Тем временем школа Элизабет разрослась, и мы переехали из студии в Карнеги-холл в две большие комнаты цокольного этажа отеля «Виндзор». Стоимость этих комнат составляла девяносто долларов в неделю, и вскоре мы поняли, что при тех деньгах, которые платили за уроки танцев, нам будет невозможно оплачивать жилье и прочие расходы. В действительности, хотя внешне наша деятельность выглядела вполне успешной, на самом деле наш банковский счет показывал дефицит. «Виндзор» был довольно мрачным отелем, и нам доставляло не слишком много радости жить там, пытаясь оплачивать огромные расходы. Однажды вечером мы с сестрой сидели у камина, размышляя, где раздобыть деньги, необходимые для оплаты счета, и я воскликнула:

– Единственное, что может нас спасти, – это если отель сгорит!

На третьем этаже, в комнатах, заполненных старинной мебелью и картинами, жила чрезвычайно богатая старая дама.

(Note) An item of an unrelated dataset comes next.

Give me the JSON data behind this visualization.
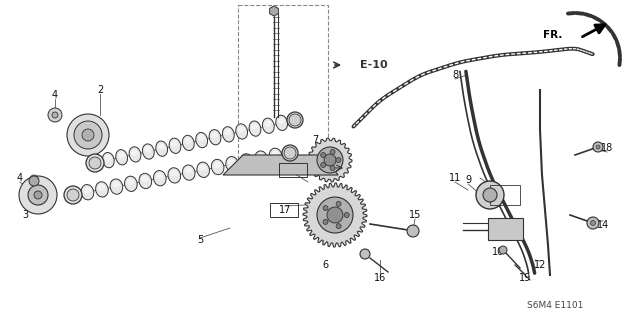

У нее была привычка каждое утро ровно в восемь часов спускаться в столовую, чтобы позавтракать. Мы решили, что на следующее утро я подойду к ней и попрошу денег взаймы. Что я и сделала. Но старая дама находилась в дурном настроении, дать взаймы отказалась и стала жаловаться на кофе.

– Я живу в этом отеле уже много лет, – заявила она, – но если мне не подадут лучшего кофе, я выеду.